L’anémomètre remplace ici l’interface habituelle des manettes et boutons des jeux vidéo d’antan. Depuis l’avènement des nouvelles consoles Wii et Kinect, les joueurs s’attendent à découvrir des interfaces surprenantes qui s’accordent spécifiquement au scénario du jeu qu’ils ont choisi. Le choix de l’anémomètre n’est donc pas fortuit. Il propose une interface physique compatible avec l’imagerie de la tempête sans trop s’appuyer sur la culture des jeux actuels. Le fait de laisser au spectateur le loisir de souffler sur les mots à l’échelle de son environnement l’invite à incarner la force dévastatrice du vent et du délire. Je n’ai pas besoin de vous souligner que lorsque l’on souffle avec insistance trop longtemps cela peut nous étourdir et même nous donner la nausée au point de susciter une sensation de mal de mer.

De l’hyperventilation au délire textuel 

BrainStorm, 2011 © photo de Jean Dubois

L. B. :  Le jeu de mots qu’entraîne l’activation  de la vitesse de projection imbrique l’une dans l’autre la force humaine du souffle, la force mécanique de l’accélération du dispositif et le choc virtuel lumineux de la rencontre de mots derridiens. Il y a là un jeu à plusieurs niveaux qui, le moins qu’on puisse dire, joue avec le langage, son émission et sa projection et vulgarise le savoir philosophique pour le commun des mortels avec une approche à la fois ludique et poétique. Comme visiteurs, nous explorons le souffle assisté à l’écriture dynamique de mots qui s’entrechoquent et composent des néologismes. Comme artiste, quelle finalité poursuivez-vous sur le plan de la composition, non seulement formelle, mais bien sûr opérationnelle? Par ailleurs, de quel ouvrage de Derrida proviennent les mots?

J. D. : Les termes composites de Derrida sont surtout tirés de La Carte postale (1980). Il faut y voir une allusion à la mobilité de l’écriture où les échanges de mots comportent aussi des déplacements. Cela s’oppose à l’épitaphe définitivement inscrite sur une pierre immobile. La notion de mouvement y est centrale. Cependant, à travers cet emprunt à l’auteur, je n’essaie pas d’analyser sa pensée philosophique ni de l’expliquer. J’ai plutôt été séduit par les évocations produites par sa terminologie: Endépêcher, anarchivique, obliquide, dichemination, concubinaison, destinerrance, catastropique, atomystique et déconstruction cadrent assez bien avec la logique et la dynamique de BrainStorm. Il s’agit de jouer davantage avec l’effet poétique de ces mots qu’avec leur valeur de concepts abstraits. Je crois aussi que les ambitions intellectuelles de Derrida ont été tout aussi littéraires que philosophiques. Ce qui explique probablement pourquoi son écriture n’est pas toujours facile à décrypter. On lui a reproché d’ailleurs d’être trop obscur comme certains l’avaient déjà fait un siècle plus tôt à propos de l’œuvre de Mallarmé.

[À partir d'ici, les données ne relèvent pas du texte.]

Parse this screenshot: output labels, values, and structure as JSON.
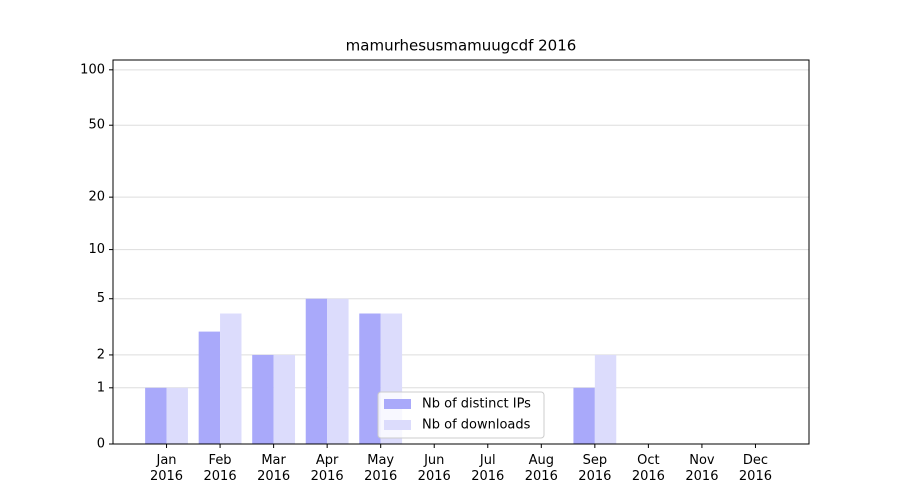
{
  "chart_data": {
    "type": "bar",
    "title": "mamurhesusmamuugcdf 2016",
    "categories": [
      "Jan\n2016",
      "Feb\n2016",
      "Mar\n2016",
      "Apr\n2016",
      "May\n2016",
      "Jun\n2016",
      "Jul\n2016",
      "Aug\n2016",
      "Sep\n2016",
      "Oct\n2016",
      "Nov\n2016",
      "Dec\n2016"
    ],
    "series": [
      {
        "name": "Nb of distinct IPs",
        "color": "#a9a9fa",
        "values": [
          1,
          3,
          2,
          5,
          4,
          0,
          0,
          0,
          1,
          0,
          0,
          0
        ]
      },
      {
        "name": "Nb of downloads",
        "color": "#dcdcfc",
        "values": [
          1,
          4,
          2,
          5,
          4,
          0,
          0,
          0,
          2,
          0,
          0,
          0
        ]
      }
    ],
    "y_scale": "log1p",
    "ylim": [
      0,
      113
    ],
    "yticks": [
      0,
      1,
      2,
      5,
      10,
      20,
      50,
      100
    ],
    "grid": true,
    "legend": "lower center"
  }
}
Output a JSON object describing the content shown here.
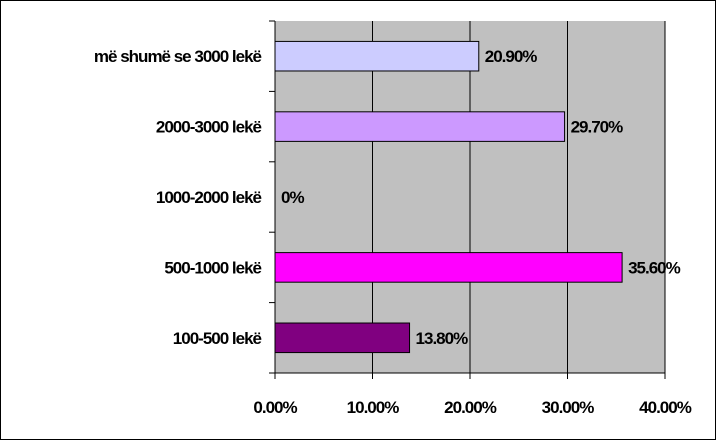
{
  "chart_data": {
    "type": "bar",
    "orientation": "horizontal",
    "categories": [
      "100-500 lekë",
      "500-1000 lekë",
      "1000-2000 lekë",
      "2000-3000 lekë",
      "më shumë se 3000 lekë"
    ],
    "values": [
      13.8,
      35.6,
      0,
      29.7,
      20.9
    ],
    "value_labels": [
      "13.80%",
      "35.60%",
      "0%",
      "29.70%",
      "20.90%"
    ],
    "bar_colors": [
      "#800080",
      "#ff00ff",
      "#ffffff",
      "#cc99ff",
      "#ccccff"
    ],
    "xlim": [
      0,
      40
    ],
    "x_ticks": [
      0,
      10,
      20,
      30,
      40
    ],
    "x_tick_labels": [
      "0.00%",
      "10.00%",
      "20.00%",
      "30.00%",
      "40.00%"
    ],
    "title": "",
    "xlabel": "",
    "ylabel": "",
    "grid": "vertical",
    "legend": "none",
    "plot_background": "#c0c0c0"
  }
}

L. B. : Lors de notre interaction avec BrainStorm, un premier brouillage perceptif avec la noirceur nous force comme participant à trouver comment activer l’œuvre non seulement pour la déverrouiller elle-même, mais aussi comment sortir de cet espace sombre à l’impression  d’un tunnel selon la mise en relief d’un schéma corporel inédit. Cette « sortie du tunnel » se manifeste par un surcroît de lumière dans la salle, et par la redéfinition de la lecture jumelée à la vision de l’affichage dynamique et explosif. Ces préoccupations d’ordre neurophysiologique font-elles partie intégrante de votre processus de création ou plutôt de l’expérience interactive?

J. D. : Il peut s’écouler normalement dix voire vingt minutes avant que les yeux ne s’adaptent complètement à la noirceur. La nuit, les étoiles ne se montrent pas toutes en même temps. Les plus lumineuses sont repérées dès le début, puis les plus faibles apparaissent graduellement selon leur intensité. Les qualités visuelles de BrainStorm se dévoilent un peu de la même manière. Les premières secondes, on ne voit presque rien puisque le contraste de luminosité avec l’extérieur de l’espace de l’installation est extrême. On entre dans la pièce sans qu’il soit possible de distinguer les limites ou le volume de l’espace. On marche vers l’intérieur avec précaution. Le rythme de la visite est automatiquement ralenti puisque l’on avance à l’aveuglette. La situation aiguise l’attention du spectateur en le forçant à être aux aguets. On entend d’abord sporadiquement de courts bips émis ici et là. On distingue à quelques pas de l’entrée un socle supportant un objet énigmatique éclairé au zénith par un mince faisceau de lumière. En moins d’une minute, on peut voir également des mots luminescents flotter lentement dans l’espace avant de comprendre plus tard que ceux-ci se réfléchissent sur les parois peintes en noir de la pièce. Les contours des éléments architecturaux se dessinent alors tranquillement. Si on est attentifs, on constate que certains mots sont plus grands, vibrent légèrement en gardant leur position tandis que les plus petits dérivent de manière erratique. On peut même voir de petites étincelles lorsque certains entrent en collision en bifurquant de leur trajectoire indolente. Souvent, c’est après avoir saisi l’ensemble de cet environnement que le spectateur se dirige vers le socle qu’il peut alors percevoir plus ou moins au centre du lieu. À ce moment-là, on entre alors dans une autre dynamique ou tout peut s’agiter selon l’ampleur du souffle déployé sur le rotor de l’anémomètre. Cette progression dans l’espace a été en partie prévue dès le départ, mais aussi découverte et ajustée lors du montage de l’installation. Or, je vois davantage cet aspect sensoriel du point de vue d’une scénarisation de l’interaction plutôt que de celui d’une réflexion sur le fonctionnement neurophysiologique ou phénoménologique de la perception humaine. Cela dit, l’un n’empêcherait pas l’autre.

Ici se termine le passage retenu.